3. Loss function = I used Dice coefficient loss, but I found that it is non convex in nature (Paper: A survey of loss functions for semantic segmentation), hence I used logcosh(dice loss). The metrics I observed are Accuracy, Dice coefficient and Jaccard Index
4. Batch size = I found the best batch size to be 16. Note this is the effective batch size, that is the one over which gradients are updated.

Related code:

import tensorflow as tf
from keras import backend as K

def jaccard_index_iou(y_true,y_pred,smooth=1):
  intersection = K.sum(K.abs(y_true * y_pred), axis=[1,2]) # y_pred is mXrXcX1 (axis=0,1,2,3), we want only axis 1 and 2
  union = K.sum(y_true,axis=[1,2])+K.sum(y_pred,axis=[1,2])-intersection
  iou = K.mean((intersection + smooth) / (union + smooth), axis=0)
  return iou

def dice_coef_f1(y_true, y_pred, smooth=1):
  intersection = K.sum(y_true * y_pred, axis=[1,2])
  union = K.sum(y_true,axis=[1,2]) + K.sum(y_pred, axis=[1,2])
  dice = K.mean((2. * intersection + smooth)/(union + smooth), axis=0)
  return dice

def logcoshDice(y_true,y_pred):
  dice=dice_coef_f1(y_true,y_pred)
  diceloss=1-dice
  return K.log((K.exp(diceloss)+K.exp(-diceloss))/2.0) # log of cosh of dice loss

model=createFCNSameWidthModel(is1=256,fn=16,dpth=16,ksze=5,dm=3)
import runai.ga.keras as rgk
bs=4
my_steps=4
my_optimizer=Adam(learning_rate=0.001)
my_optimizer=rgk.optimizers.Optimizer(my_optimizer,steps=my_steps)
print("Effective batch size:",my_steps*bs)
model.compile(optimizer=my_optimizer,loss=logcoshDice,metrics=['acc',dice_coef_f1,jaccard_index_iou])

5. Dataset is present in numpy array of shape 64,256,256,3 (Image) and ground truth as 64,256,256,1 (Gt). The Image dataset is not normalized as it passes thru a BatchNormalization layer.

6. Training:

Related code:

history=model.fit(X_data,Y_data,validation_data(X_val,Y_val),batch_size=bs,epochs=50)

Results: Loss and Dice coefficient are plateauing. This should not happen in overfitting.

What I have tried:

1. Playing with optimizers (Adam, SGD), batch size, learning rate, epochs -> No effect
2. Playing with learning rate scheduling, reduceLRPlateau, EarlyStopping-> No effect
3. Playing with model width, depth, kernel size -> 16 width and depth gives the above performance. I found that increasing width or depth further reduces performance. Kernel size 5 gives best performance.
4. Playing with different loss functions-> Dice loss, log IoU loss, logcoshloss, BCE, BCE+Dice loss, Sensitivity-Specificity loss, Tversky loss, Focal tversyky loss-> logcosh(dice loss) gave the best reduction but plateauing eventually occurs.
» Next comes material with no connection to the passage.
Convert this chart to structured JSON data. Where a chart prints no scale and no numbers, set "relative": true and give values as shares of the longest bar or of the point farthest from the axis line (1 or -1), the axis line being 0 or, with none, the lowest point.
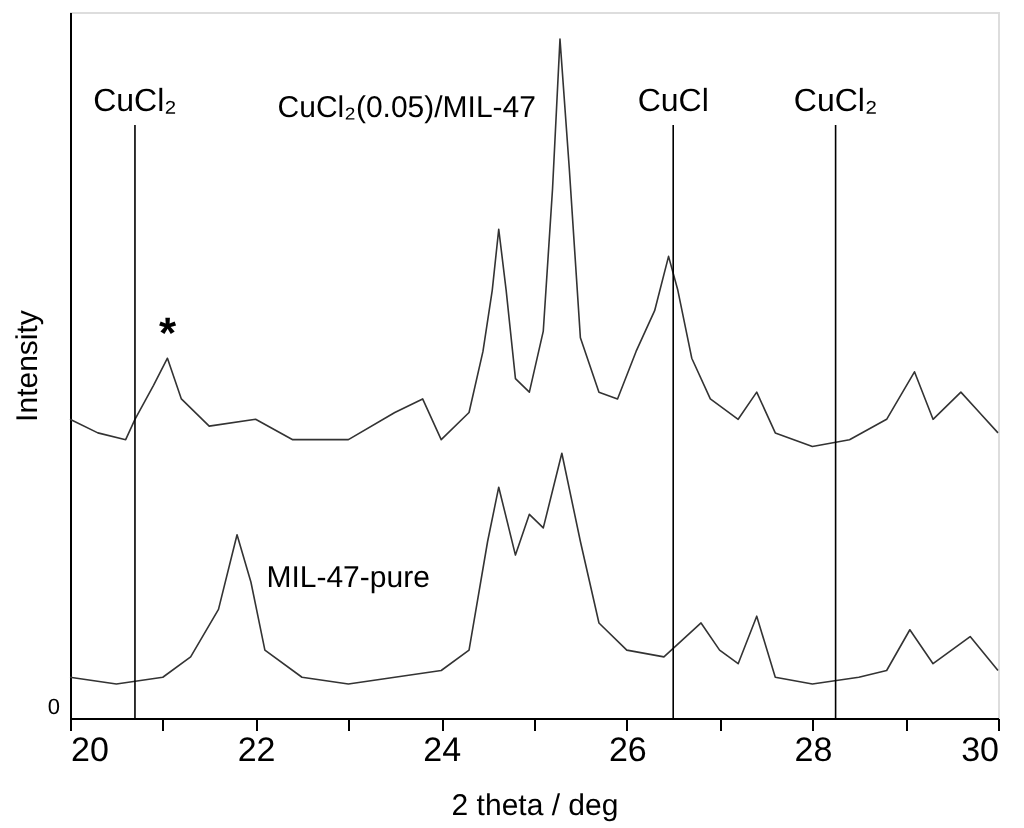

According to universal theorem of approximation, isn't my model deep enough to memorize this small dataset. It should at least overfit if not learn. I am now at the end of my debugging knowledge and in desperate need of help to proceed further.
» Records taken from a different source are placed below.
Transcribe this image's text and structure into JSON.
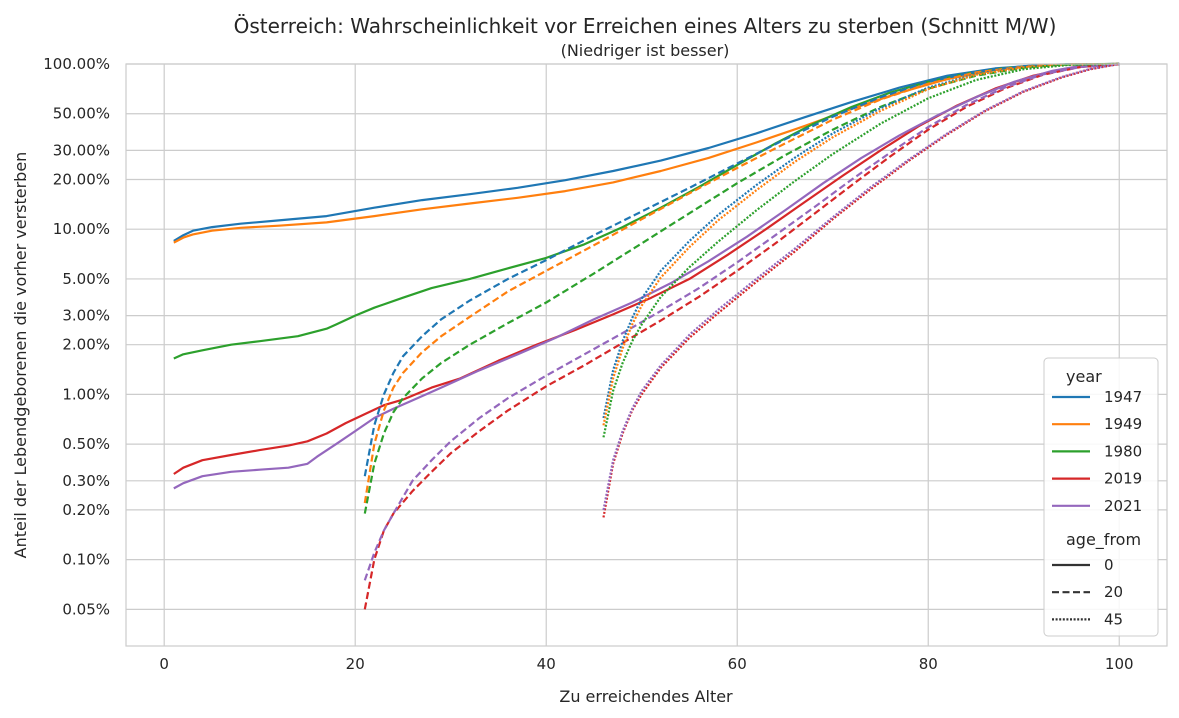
{
  "chart_data": {
    "type": "line",
    "title": "Österreich: Wahrscheinlichkeit vor Erreichen eines Alters zu sterben (Schnitt M/W)",
    "subtitle": "(Niedriger ist besser)",
    "xlabel": "Zu erreichendes Alter",
    "ylabel": "Anteil der Lebendgeborenen die vorher versterben",
    "xlim": [
      -4,
      105
    ],
    "ylim": [
      0.03,
      100
    ],
    "yscale": "log",
    "x_ticks": [
      0,
      20,
      40,
      60,
      80,
      100
    ],
    "y_ticks": [
      {
        "value": 0.05,
        "label": "0.05%"
      },
      {
        "value": 0.1,
        "label": "0.10%"
      },
      {
        "value": 0.2,
        "label": "0.20%"
      },
      {
        "value": 0.3,
        "label": "0.30%"
      },
      {
        "value": 0.5,
        "label": "0.50%"
      },
      {
        "value": 1,
        "label": "1.00%"
      },
      {
        "value": 2,
        "label": "2.00%"
      },
      {
        "value": 3,
        "label": "3.00%"
      },
      {
        "value": 5,
        "label": "5.00%"
      },
      {
        "value": 10,
        "label": "10.00%"
      },
      {
        "value": 20,
        "label": "20.00%"
      },
      {
        "value": 30,
        "label": "30.00%"
      },
      {
        "value": 50,
        "label": "50.00%"
      },
      {
        "value": 100,
        "label": "100.00%"
      }
    ],
    "grid": true,
    "legend": {
      "position": "lower-right",
      "year_title": "year",
      "years": [
        {
          "label": "1947",
          "color": "#1f77b4"
        },
        {
          "label": "1949",
          "color": "#ff7f0e"
        },
        {
          "label": "1980",
          "color": "#2ca02c"
        },
        {
          "label": "2019",
          "color": "#d62728"
        },
        {
          "label": "2021",
          "color": "#9467bd"
        }
      ],
      "age_title": "age_from",
      "ages": [
        {
          "label": "0",
          "dash": "solid"
        },
        {
          "label": "20",
          "dash": "dashed"
        },
        {
          "label": "45",
          "dash": "dotted"
        }
      ]
    },
    "series": [
      {
        "year": "1947",
        "age_from": "0",
        "color": "#1f77b4",
        "dash": "solid",
        "x": [
          1,
          2,
          3,
          5,
          8,
          12,
          17,
          22,
          27,
          32,
          37,
          42,
          47,
          52,
          57,
          62,
          67,
          72,
          77,
          82,
          87,
          92,
          95,
          100
        ],
        "y": [
          8.5,
          9.2,
          9.8,
          10.3,
          10.8,
          11.3,
          12.0,
          13.5,
          15.0,
          16.3,
          17.8,
          19.8,
          22.5,
          26.0,
          31.0,
          38.0,
          47.5,
          59.0,
          72.0,
          85.0,
          94.0,
          98.8,
          99.7,
          100
        ]
      },
      {
        "year": "1949",
        "age_from": "0",
        "color": "#ff7f0e",
        "dash": "solid",
        "x": [
          1,
          2,
          3,
          5,
          8,
          12,
          17,
          22,
          27,
          32,
          37,
          42,
          47,
          52,
          57,
          62,
          67,
          72,
          77,
          82,
          87,
          92,
          95,
          100
        ],
        "y": [
          8.3,
          8.9,
          9.3,
          9.8,
          10.2,
          10.5,
          11.0,
          12.0,
          13.2,
          14.3,
          15.5,
          17.0,
          19.2,
          22.5,
          27.0,
          33.5,
          42.0,
          53.5,
          67.0,
          81.0,
          92.0,
          98.3,
          99.6,
          100
        ]
      },
      {
        "year": "1980",
        "age_from": "0",
        "color": "#2ca02c",
        "dash": "solid",
        "x": [
          1,
          2,
          4,
          7,
          10,
          14,
          17,
          18,
          20,
          22,
          25,
          28,
          32,
          36,
          40,
          44,
          48,
          52,
          56,
          60,
          64,
          68,
          72,
          76,
          80,
          84,
          88,
          92,
          95,
          100
        ],
        "y": [
          1.65,
          1.75,
          1.85,
          2.0,
          2.1,
          2.25,
          2.5,
          2.65,
          3.0,
          3.35,
          3.85,
          4.4,
          5.0,
          5.8,
          6.7,
          8.1,
          10.3,
          13.5,
          18.0,
          24.5,
          33.0,
          43.5,
          55.0,
          67.0,
          78.0,
          87.5,
          94.5,
          98.5,
          99.6,
          100
        ]
      },
      {
        "year": "2019",
        "age_from": "0",
        "color": "#d62728",
        "dash": "solid",
        "x": [
          1,
          2,
          4,
          7,
          10,
          13,
          15,
          17,
          19,
          21,
          23,
          25,
          28,
          31,
          35,
          39,
          43,
          47,
          51,
          55,
          59,
          63,
          67,
          71,
          75,
          79,
          83,
          87,
          91,
          95,
          100
        ],
        "y": [
          0.33,
          0.36,
          0.4,
          0.43,
          0.46,
          0.49,
          0.52,
          0.58,
          0.67,
          0.76,
          0.86,
          0.93,
          1.1,
          1.25,
          1.6,
          2.0,
          2.45,
          3.05,
          3.85,
          5.0,
          7.0,
          10.0,
          14.5,
          21.0,
          30.0,
          42.0,
          56.0,
          71.0,
          85.0,
          95.0,
          100
        ]
      },
      {
        "year": "2021",
        "age_from": "0",
        "color": "#9467bd",
        "dash": "solid",
        "x": [
          1,
          2,
          4,
          7,
          10,
          13,
          15,
          16,
          18,
          20,
          22,
          24,
          26,
          29,
          33,
          37,
          41,
          45,
          49,
          53,
          57,
          61,
          65,
          69,
          73,
          77,
          81,
          85,
          89,
          93,
          96,
          100
        ],
        "y": [
          0.27,
          0.29,
          0.32,
          0.34,
          0.35,
          0.36,
          0.38,
          0.42,
          0.5,
          0.6,
          0.72,
          0.82,
          0.92,
          1.1,
          1.4,
          1.75,
          2.2,
          2.85,
          3.6,
          4.7,
          6.4,
          9.0,
          13.0,
          19.0,
          27.0,
          37.0,
          49.0,
          63.0,
          78.0,
          91.0,
          97.5,
          100
        ]
      },
      {
        "year": "1947",
        "age_from": "20",
        "color": "#1f77b4",
        "dash": "dashed",
        "x": [
          21,
          22,
          23,
          24,
          25,
          27,
          29,
          32,
          36,
          40,
          45,
          50,
          55,
          60,
          65,
          70,
          75,
          80,
          85,
          90,
          94,
          100
        ],
        "y": [
          0.32,
          0.65,
          1.0,
          1.35,
          1.7,
          2.25,
          2.85,
          3.7,
          5.0,
          6.5,
          9.2,
          12.8,
          17.8,
          25.0,
          35.0,
          48.0,
          63.0,
          78.0,
          90.0,
          97.0,
          99.5,
          100
        ]
      },
      {
        "year": "1949",
        "age_from": "20",
        "color": "#ff7f0e",
        "dash": "dashed",
        "x": [
          21,
          22,
          23,
          24,
          25,
          27,
          29,
          32,
          36,
          40,
          45,
          50,
          55,
          60,
          65,
          70,
          75,
          80,
          85,
          90,
          94,
          100
        ],
        "y": [
          0.22,
          0.5,
          0.8,
          1.1,
          1.35,
          1.8,
          2.25,
          2.95,
          4.2,
          5.6,
          8.0,
          11.5,
          16.5,
          23.5,
          33.0,
          46.0,
          61.0,
          76.0,
          89.0,
          96.5,
          99.3,
          100
        ]
      },
      {
        "year": "1980",
        "age_from": "20",
        "color": "#2ca02c",
        "dash": "dashed",
        "x": [
          21,
          22,
          23,
          24,
          25,
          27,
          29,
          32,
          36,
          40,
          45,
          50,
          55,
          60,
          65,
          70,
          75,
          80,
          85,
          90,
          94,
          100
        ],
        "y": [
          0.19,
          0.38,
          0.58,
          0.78,
          0.95,
          1.25,
          1.55,
          2.0,
          2.7,
          3.6,
          5.4,
          8.2,
          12.5,
          19.0,
          28.0,
          40.0,
          55.0,
          71.0,
          85.0,
          95.0,
          99.0,
          100
        ]
      },
      {
        "year": "2019",
        "age_from": "20",
        "color": "#d62728",
        "dash": "dashed",
        "x": [
          21,
          22,
          23,
          24,
          26,
          28,
          30,
          33,
          36,
          40,
          44,
          48,
          52,
          56,
          60,
          64,
          68,
          72,
          76,
          80,
          84,
          88,
          92,
          96,
          100
        ],
        "y": [
          0.05,
          0.1,
          0.15,
          0.19,
          0.26,
          0.34,
          0.44,
          0.6,
          0.8,
          1.12,
          1.5,
          2.05,
          2.8,
          3.9,
          5.6,
          8.2,
          12.3,
          18.5,
          27.5,
          40.0,
          55.0,
          71.0,
          86.0,
          96.0,
          100
        ]
      },
      {
        "year": "2021",
        "age_from": "20",
        "color": "#9467bd",
        "dash": "dashed",
        "x": [
          21,
          22,
          23,
          24,
          26,
          28,
          30,
          33,
          36,
          40,
          44,
          48,
          52,
          56,
          60,
          64,
          68,
          72,
          76,
          80,
          84,
          88,
          92,
          96,
          100
        ],
        "y": [
          0.075,
          0.11,
          0.15,
          0.19,
          0.3,
          0.4,
          0.52,
          0.72,
          0.95,
          1.3,
          1.75,
          2.35,
          3.2,
          4.4,
          6.3,
          9.2,
          13.5,
          20.0,
          29.0,
          41.5,
          56.5,
          72.0,
          86.5,
          96.0,
          100
        ]
      },
      {
        "year": "1947",
        "age_from": "45",
        "color": "#1f77b4",
        "dash": "dotted",
        "x": [
          46,
          47,
          48,
          49,
          50,
          52,
          55,
          58,
          62,
          66,
          70,
          75,
          80,
          85,
          90,
          95,
          100
        ],
        "y": [
          0.72,
          1.4,
          2.1,
          2.9,
          3.8,
          5.6,
          8.5,
          12.2,
          18.5,
          27.0,
          38.0,
          54.0,
          72.0,
          87.0,
          96.0,
          99.5,
          100
        ]
      },
      {
        "year": "1949",
        "age_from": "45",
        "color": "#ff7f0e",
        "dash": "dotted",
        "x": [
          46,
          47,
          48,
          49,
          50,
          52,
          55,
          58,
          62,
          66,
          70,
          75,
          80,
          85,
          90,
          95,
          100
        ],
        "y": [
          0.65,
          1.25,
          1.9,
          2.65,
          3.45,
          5.1,
          7.8,
          11.3,
          17.2,
          25.5,
          36.0,
          52.0,
          70.5,
          86.0,
          95.5,
          99.4,
          100
        ]
      },
      {
        "year": "1980",
        "age_from": "45",
        "color": "#2ca02c",
        "dash": "dotted",
        "x": [
          46,
          47,
          48,
          49,
          50,
          52,
          55,
          58,
          62,
          66,
          70,
          75,
          80,
          85,
          90,
          95,
          100
        ],
        "y": [
          0.55,
          1.05,
          1.55,
          2.1,
          2.65,
          3.9,
          5.9,
          8.4,
          13.0,
          19.5,
          28.5,
          43.5,
          62.0,
          80.0,
          93.0,
          99.0,
          100
        ]
      },
      {
        "year": "2019",
        "age_from": "45",
        "color": "#d62728",
        "dash": "dotted",
        "x": [
          46,
          47,
          48,
          49,
          50,
          52,
          55,
          58,
          62,
          66,
          70,
          74,
          78,
          82,
          86,
          90,
          94,
          97,
          100
        ],
        "y": [
          0.18,
          0.38,
          0.58,
          0.8,
          1.0,
          1.45,
          2.2,
          3.1,
          4.8,
          7.3,
          11.5,
          17.5,
          26.0,
          37.5,
          52.0,
          68.0,
          83.0,
          93.0,
          100
        ]
      },
      {
        "year": "2021",
        "age_from": "45",
        "color": "#9467bd",
        "dash": "dotted",
        "x": [
          46,
          47,
          48,
          49,
          50,
          52,
          55,
          58,
          62,
          66,
          70,
          74,
          78,
          82,
          86,
          90,
          94,
          97,
          100
        ],
        "y": [
          0.2,
          0.4,
          0.6,
          0.82,
          1.05,
          1.5,
          2.3,
          3.25,
          5.0,
          7.6,
          11.8,
          18.0,
          26.5,
          38.0,
          52.5,
          68.5,
          83.5,
          93.5,
          100
        ]
      }
    ]
  }
}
I also suspect that the issue maybe that my dataset is too hard for the model to learn? But can't it overfit? So, here is an example dataset image (with ground truth on right):

Answer 1

You should think about a few different approaches to deal with the problem of your CNN model not overfitting as predicted. Start by experimenting with well-known segmentation architectures, such as U-Net or SegNet link, which are made expressly to deal with segmentation tasks. Next, make adjustments to hyperparameters like kernel sizes, filter sizes, and model depth because a smaller model may overfit more readily in some cases. Furthermore, experiment with different loss functions other than Dice loss, like Focal loss or a combination of Dice loss and Binary Crossentropy, to determine which one best fits your purpose. Using augmentation techniques to increase data variability can also improve model generalization and encourage overfitting. Using finders or learning rate schedules can help avoid plateauing and improve the efficacy of training. If at all feasible, confirm your results using a larger subset of the dataset to observe whether overfitting becomes more noticeable. Inspect the quality of your data and preprocessing procedures lastly to make sure there are no problems preventing the model from learning.